Mitsubishi's method for bringing its plug-in hybrid model to market has been refreshingly pragmatic. No billion-euro sub-brand launches, pioneering material technologies or futuristic-looking dedicated model lines required here.
It has been possible because the current Outlander, launched only last year, was designed and engineered from the outset to accept the necessary motors, batteries, controllers and inverters required of a full petrol-electric hybrid set-up.
Rather than simply integrating an electric motor with the rear axle to combine all-wheel drive functionality with a conventionally front-drive car – as some other manufacturers have chosen to do – Mitsubishi's Twin Motor system offers permanent electrically driven all-wheel drive.
The independent 80bhp electric motors incorporated into each axle are descendants of the technology used on the iMIEV, although the company says their higher output has been extracted from a smaller and lighter design.

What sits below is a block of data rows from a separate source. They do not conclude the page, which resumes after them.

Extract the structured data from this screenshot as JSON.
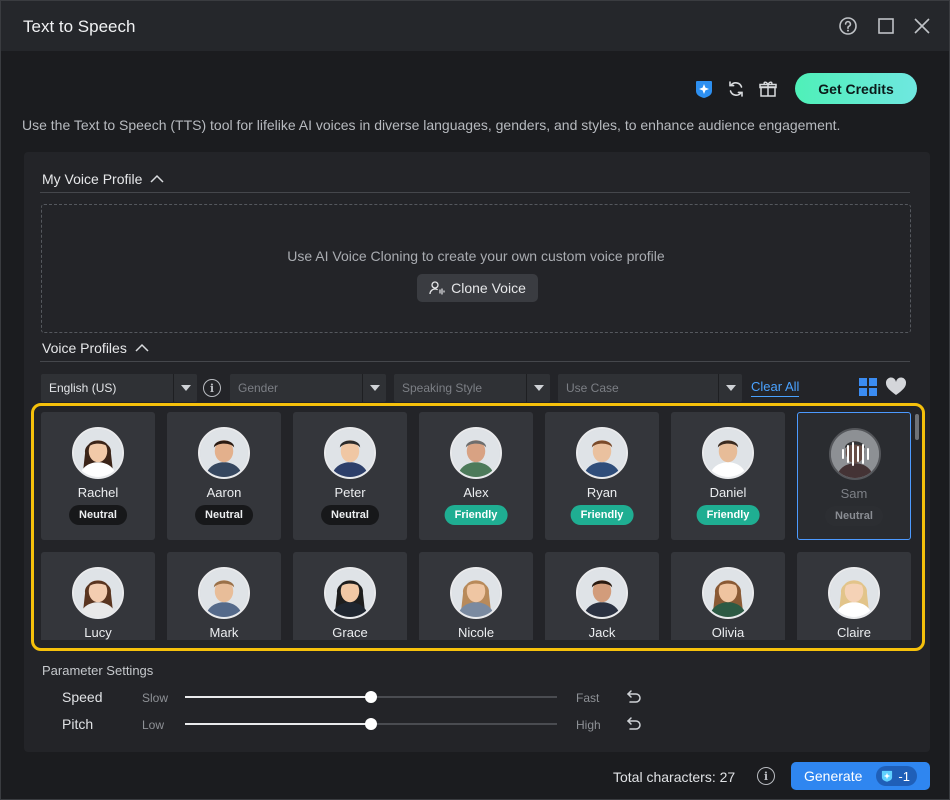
{
  "window": {
    "title": "Text to Speech"
  },
  "toolbar": {
    "get_credits_label": "Get Credits"
  },
  "description": "Use the Text to Speech (TTS) tool for lifelike AI voices in diverse languages, genders, and styles, to enhance audience engagement.",
  "my_voice_profile": {
    "heading": "My Voice Profile",
    "prompt": "Use AI Voice Cloning to create your own custom voice profile",
    "clone_button_label": "Clone Voice"
  },
  "voice_profiles": {
    "heading": "Voice Profiles",
    "filters": {
      "language": "English (US)",
      "gender_placeholder": "Gender",
      "style_placeholder": "Speaking Style",
      "usecase_placeholder": "Use Case",
      "clear_all": "Clear All"
    },
    "voices": [
      {
        "name": "Rachel",
        "tag": "Neutral",
        "tag_type": "neutral",
        "selected": false
      },
      {
        "name": "Aaron",
        "tag": "Neutral",
        "tag_type": "neutral",
        "selected": false
      },
      {
        "name": "Peter",
        "tag": "Neutral",
        "tag_type": "neutral",
        "selected": false
      },
      {
        "name": "Alex",
        "tag": "Friendly",
        "tag_type": "friendly",
        "selected": false
      },
      {
        "name": "Ryan",
        "tag": "Friendly",
        "tag_type": "friendly",
        "selected": false
      },
      {
        "name": "Daniel",
        "tag": "Friendly",
        "tag_type": "friendly",
        "selected": false
      },
      {
        "name": "Sam",
        "tag": "Neutral",
        "tag_type": "neutral",
        "selected": true
      },
      {
        "name": "Lucy",
        "tag": "",
        "tag_type": "neutral",
        "selected": false
      },
      {
        "name": "Mark",
        "tag": "",
        "tag_type": "neutral",
        "selected": false
      },
      {
        "name": "Grace",
        "tag": "",
        "tag_type": "neutral",
        "selected": false
      },
      {
        "name": "Nicole",
        "tag": "",
        "tag_type": "neutral",
        "selected": false
      },
      {
        "name": "Jack",
        "tag": "",
        "tag_type": "neutral",
        "selected": false
      },
      {
        "name": "Olivia",
        "tag": "",
        "tag_type": "neutral",
        "selected": false
      },
      {
        "name": "Claire",
        "tag": "",
        "tag_type": "neutral",
        "selected": false
      }
    ]
  },
  "parameters": {
    "heading": "Parameter Settings",
    "speed": {
      "label": "Speed",
      "low": "Slow",
      "high": "Fast",
      "value": 0.5
    },
    "pitch": {
      "label": "Pitch",
      "low": "Low",
      "high": "High",
      "value": 0.5
    }
  },
  "footer": {
    "total_label": "Total characters: 27",
    "generate_label": "Generate",
    "generate_cost": "-1"
  },
  "colors": {
    "accent": "#2f86f0",
    "credits_gradient_start": "#4ff0b8",
    "friendly_badge": "#1fae92",
    "highlight": "#f6c10b"
  }
}
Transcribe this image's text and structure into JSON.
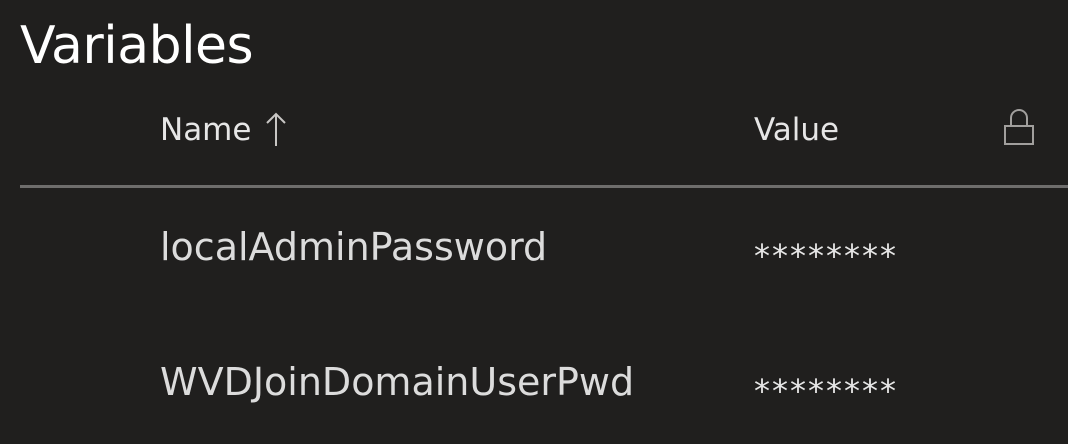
{
  "section": {
    "title": "Variables"
  },
  "table": {
    "columns": {
      "name": "Name",
      "value": "Value"
    },
    "sort": {
      "column": "Name",
      "direction": "ascending",
      "icon": "arrow-up-icon"
    },
    "lock_icon": "lock-icon",
    "rows": [
      {
        "name": "localAdminPassword",
        "value": "********"
      },
      {
        "name": "WVDJoinDomainUserPwd",
        "value": "********"
      }
    ]
  },
  "colors": {
    "background": "#201f1e",
    "text": "#f3f2f1",
    "divider": "#6e6d6c"
  }
}
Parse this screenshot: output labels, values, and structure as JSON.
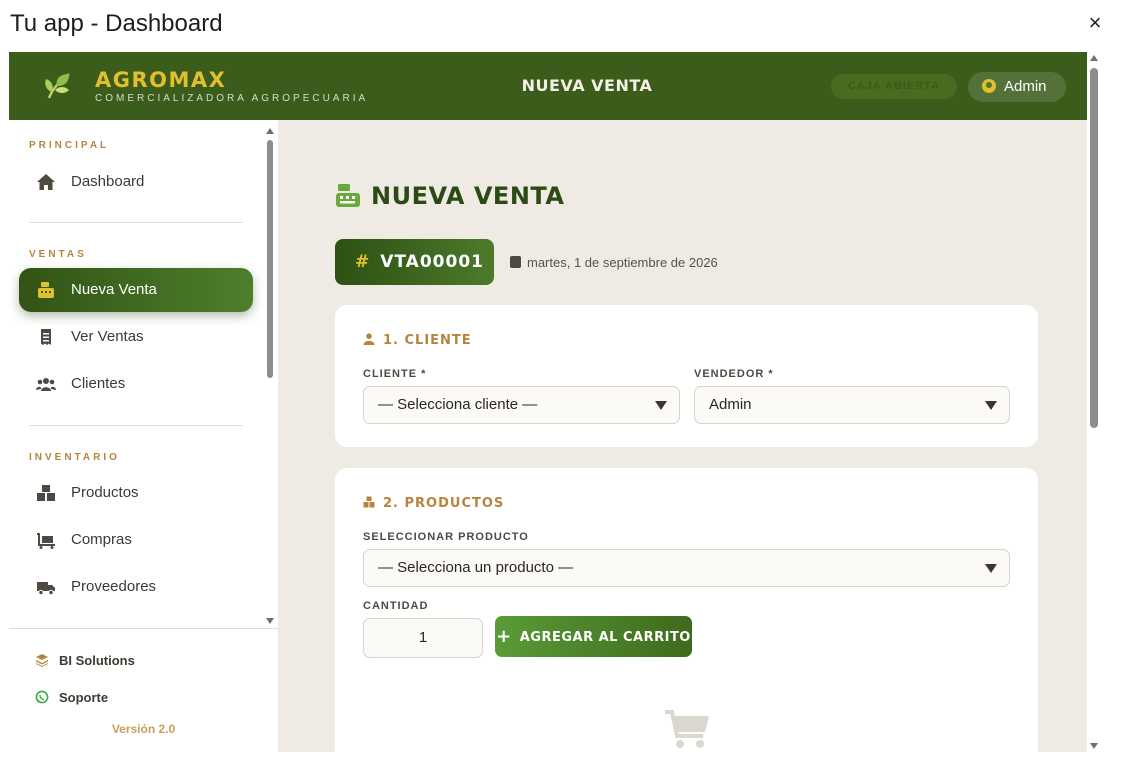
{
  "window": {
    "title": "Tu app - Dashboard",
    "close_icon": "×"
  },
  "header": {
    "brand": "AGROMAX",
    "brand_sub": "COMERCIALIZADORA AGROPECUARIA",
    "title": "NUEVA VENTA",
    "caja_label": "CAJA ABIERTA",
    "user_label": "Admin"
  },
  "sidebar": {
    "sections": {
      "principal": "PRINCIPAL",
      "ventas": "VENTAS",
      "inventario": "INVENTARIO"
    },
    "items": {
      "dashboard": "Dashboard",
      "nueva_venta": "Nueva Venta",
      "ver_ventas": "Ver Ventas",
      "clientes": "Clientes",
      "productos": "Productos",
      "compras": "Compras",
      "proveedores": "Proveedores"
    },
    "footer": {
      "bi": "BI Solutions",
      "soporte": "Soporte",
      "version": "Versión 2.0"
    }
  },
  "main": {
    "title": "NUEVA VENTA",
    "sale_code": "VTA00001",
    "hash": "#",
    "date": "martes, 1 de septiembre de 2026",
    "cliente_card": {
      "title": "1. CLIENTE",
      "cliente_label": "CLIENTE *",
      "cliente_value": "— Selecciona cliente —",
      "vendedor_label": "VENDEDOR *",
      "vendedor_value": "Admin"
    },
    "productos_card": {
      "title": "2. PRODUCTOS",
      "producto_label": "SELECCIONAR PRODUCTO",
      "producto_value": "— Selecciona un producto —",
      "cantidad_label": "CANTIDAD",
      "cantidad_value": "1",
      "add_button": "AGREGAR AL CARRITO",
      "add_plus": "+"
    }
  },
  "colors": {
    "primary": "#3c5c1c",
    "accent": "#e2bf2c",
    "section": "#b7843e"
  }
}
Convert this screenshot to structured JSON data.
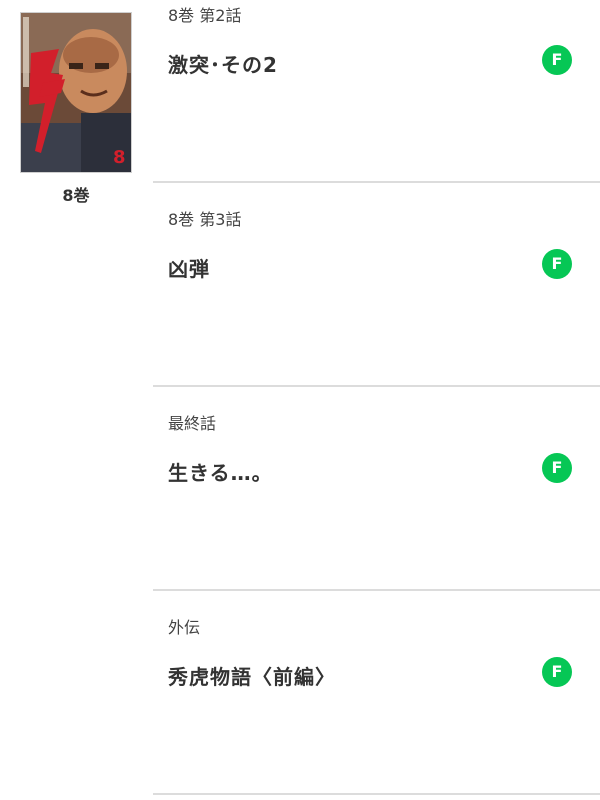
{
  "volume": {
    "label": "8巻",
    "cover_alt": "8巻 cover"
  },
  "badge_color": "#06c755",
  "episodes": [
    {
      "number": "8巻 第2話",
      "title": "激突･その2",
      "badge": "F"
    },
    {
      "number": "8巻 第3話",
      "title": "凶弾",
      "badge": "F"
    },
    {
      "number": "最終話",
      "title": "生きる…。",
      "badge": "F"
    },
    {
      "number": "外伝",
      "title": "秀虎物語〈前編〉",
      "badge": "F"
    }
  ]
}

As it can expect no assistance from the petrol engine, the rear motor has been made more torquey, developing 144lb ft, compared with the 101lb ft of the front motor. Both are fed by the 12kWh battery which is mounted between the axles and charged by the petrol engine (via a generator) in the Series Hybrid setting.
The Outlander's front and rear transaxle transmissions each include single-speed reduction gearing for EV mode, although the front one is an all-new GKN Multi-Mode eTransmission with a hydraulic clutch engaging and disengaging whenever power is required directly from the engine.